A l’inverse, la croissance de la zone euro est passée de 2,5 % en 2017 à 1,8 % en 2018. L’observation du glissement annuel du PIB eurolandais est encore plus douloureuse, puisque celui-ci est tombé de 2,8 % au troisième trimestre 2017 à environ 1,1 % au quatrième trimestre 2018. Que dire alors de celui de la France qui est passé de 2,8 % à 0,8 % selon nos estimations. Le pire est que la situation devrait encore empirer en 2019.

C’est aussi en cela que 2018 a constitué une année charnière. Et ce non seulement pour la zone euro mais aussi pour l’ensemble de la planète.
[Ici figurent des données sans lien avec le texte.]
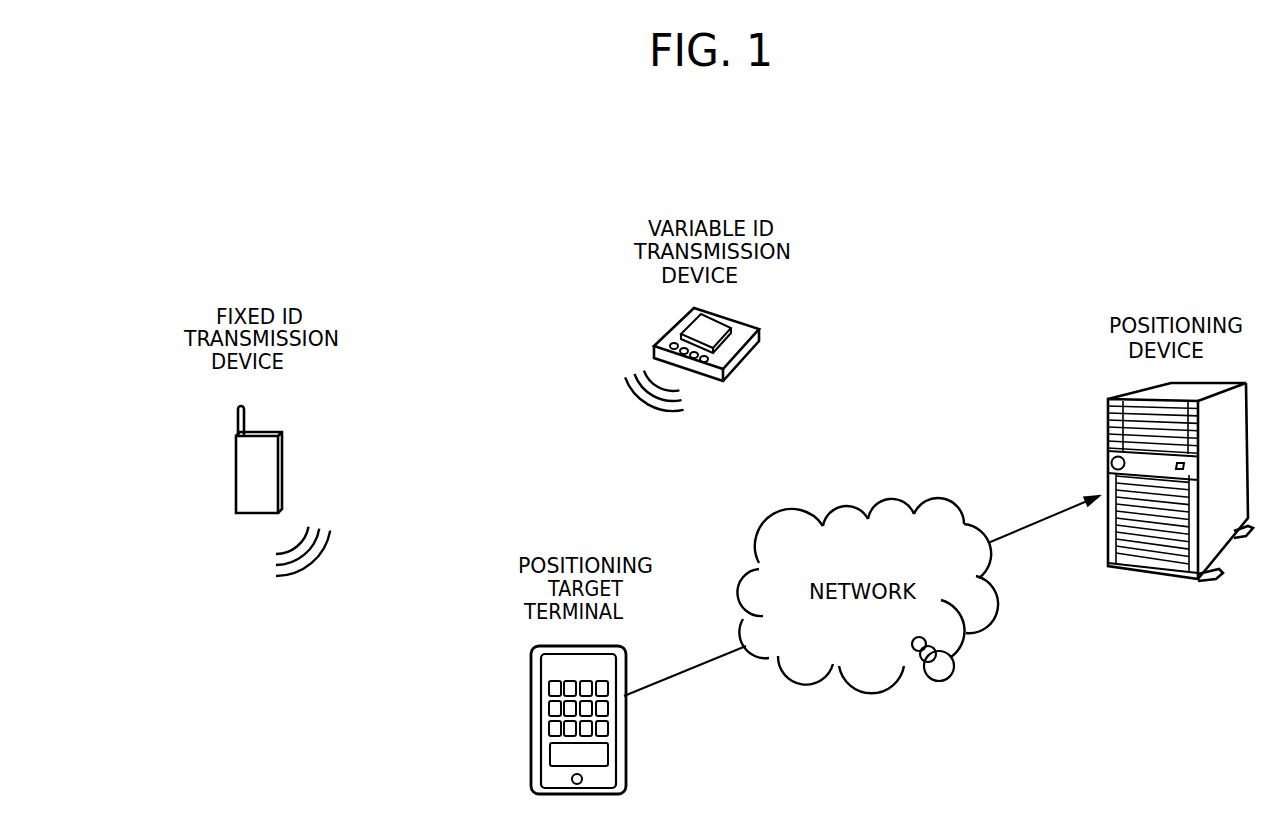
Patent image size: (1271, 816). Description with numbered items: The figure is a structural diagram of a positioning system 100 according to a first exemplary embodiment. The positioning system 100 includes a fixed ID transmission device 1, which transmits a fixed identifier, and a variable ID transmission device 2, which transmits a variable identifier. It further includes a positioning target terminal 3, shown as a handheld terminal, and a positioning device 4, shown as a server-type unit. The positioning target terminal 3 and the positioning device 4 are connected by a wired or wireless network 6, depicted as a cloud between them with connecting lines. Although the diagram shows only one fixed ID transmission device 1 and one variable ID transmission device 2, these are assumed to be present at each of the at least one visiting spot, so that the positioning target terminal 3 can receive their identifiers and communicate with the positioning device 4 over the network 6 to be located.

The fixed ID transmission device 1 is at (283, 463).
The variable ID transmission device 2 is at (695, 337).
The positioning target terminal 3 is at (591, 697).
The positioning device 4 is at (1180, 460).
The network 6 is at (960, 647).
The positioning system 100 is at (1023, 227).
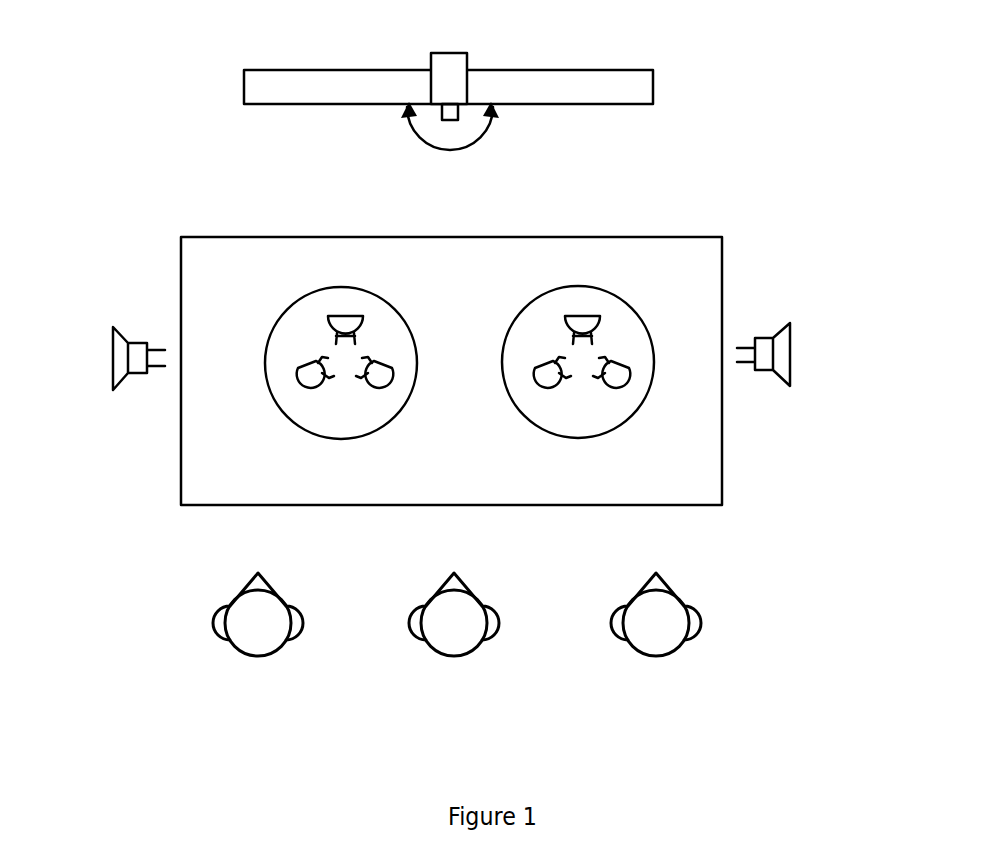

En effet, après être remonté à 3,8 % en 2017, la croissance mondiale devrait avoisiner les 3,3 % en 2018, ce qui reste certes une bonne performance, mais 0,2 point de moins que la variation annuelle moyenne du PIB planétaire depuis 1980.

Une évolution qui va encore s’aggraver en 2019. Nous en parlerons la semaine prochaine dans la présentation de nos prévisions 2019. En attendant et en dépit d’un contexte difficile sur les marchés financiers et sur le front de l’activité économique, en particulier dans la zone euro et plus précisément en France, nous vous renouvelons nos souhaits d’excellentes fêtes de fin d’année, tout en vous remerciant pour votre confiance et votre fidélité.